In order be financially efficient, the beneficiary would be expected to be making large annual contributions or have a large accumulated pension fund.

Property For Pension

Self Directed pensions, also allow for pension investment in individual property units. This is one of the attractions of self directed pension plans. The pension investor chooses the property with his/her advisors. The next step for the pension investor is to inform the pension provider that they want their pension to invest in the chosen property. There are a number of revenue rules which the property will need to pass, but most investment properties will fit the revenue requirements.

The pension will need to borrow the required funds through a mortgage. There are certain rules on such mortgages, they will need to be annuity mortgages and the maximum term will be 15 years. Maximum loan to value ratios will be 75%.

For a typical apartment in either Ireland or the UK, the pension investor will need approximately €100,000 in pension funds to cover balance of purchase funds, the purchase transaction costs and at least six months mortgage repayments. In addition as the mortgage term will be over 15 years, there will need to be an approximate pension contribution of €15,000 to help cover mortgage repayments and property management expenses

The major advantage of investing in property through your pension is that, there are no tax liabilities on rental income received within the pension and no capital gains tax on realised gains.

Also, the equity contribution you make to the purchase of the property attracts tax relief at your marginal rate of tax. This is in contrast to a situation where you invest in property outside of your pension, the equity contribution is typically being made from taxed income.

It should be noted that to have a properly diversified pension portfolio, the pension investor should have a balanced pension portfolio of various investments assets and not just rely on property.
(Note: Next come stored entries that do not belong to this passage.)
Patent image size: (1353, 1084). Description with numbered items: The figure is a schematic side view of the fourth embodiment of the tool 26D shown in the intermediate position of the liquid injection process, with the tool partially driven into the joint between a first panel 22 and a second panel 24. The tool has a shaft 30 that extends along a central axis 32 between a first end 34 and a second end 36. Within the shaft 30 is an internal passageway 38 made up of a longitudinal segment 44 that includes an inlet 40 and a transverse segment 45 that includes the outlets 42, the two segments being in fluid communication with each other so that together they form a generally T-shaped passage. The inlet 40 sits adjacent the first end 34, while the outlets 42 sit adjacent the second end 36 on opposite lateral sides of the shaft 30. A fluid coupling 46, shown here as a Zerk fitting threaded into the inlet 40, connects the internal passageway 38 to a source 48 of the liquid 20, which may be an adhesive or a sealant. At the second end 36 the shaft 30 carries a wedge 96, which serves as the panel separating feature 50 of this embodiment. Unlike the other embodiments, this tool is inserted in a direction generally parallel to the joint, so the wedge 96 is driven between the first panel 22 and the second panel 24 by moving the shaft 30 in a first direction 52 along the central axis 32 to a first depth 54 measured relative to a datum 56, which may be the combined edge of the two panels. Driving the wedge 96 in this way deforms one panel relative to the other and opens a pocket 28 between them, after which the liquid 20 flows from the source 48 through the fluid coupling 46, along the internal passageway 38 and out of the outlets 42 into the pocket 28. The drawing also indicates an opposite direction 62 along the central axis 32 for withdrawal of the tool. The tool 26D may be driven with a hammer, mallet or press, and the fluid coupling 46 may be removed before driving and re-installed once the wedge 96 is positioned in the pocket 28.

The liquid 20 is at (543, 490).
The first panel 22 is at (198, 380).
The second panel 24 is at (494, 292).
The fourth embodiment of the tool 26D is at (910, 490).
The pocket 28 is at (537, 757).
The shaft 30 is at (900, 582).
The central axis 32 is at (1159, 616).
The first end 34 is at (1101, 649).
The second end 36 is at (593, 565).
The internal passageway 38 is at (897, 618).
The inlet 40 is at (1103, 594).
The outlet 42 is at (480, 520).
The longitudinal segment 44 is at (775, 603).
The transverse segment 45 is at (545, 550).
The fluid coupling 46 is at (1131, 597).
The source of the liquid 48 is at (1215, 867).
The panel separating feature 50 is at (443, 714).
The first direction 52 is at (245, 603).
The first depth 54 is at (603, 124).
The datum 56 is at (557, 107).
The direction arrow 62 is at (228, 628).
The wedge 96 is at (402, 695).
It should also be noted that the current lack of bank lending to the property sector has made it difficult to secure mortgage funding.

Tax Relief

Contributions made by individual scheme members are allowable for tax relief at the individual's marginal income tax rate. The current maximum limits for income tax relief are as follows:

Age 
Maximum Tax relief
As % of Earnings (NRE) 
< 30 
15% 
30 - 39 
20% 
40 - 49 
25% 
50 - 54 
30% 
55 - 59 
35% 
> 60 
40%

 












The limits above, include all contributions made by the individual to all pension arrangements and are capped to a maximum earnings ceiling, of €115,000 for 2011.

It is possible to backdate personal once off contributions paid in the current tax year, to the previous tax year, once the contribution has been made before Oct 31st. It also possible to carry forward any excess contribution made, in order to gain tax relief in future years.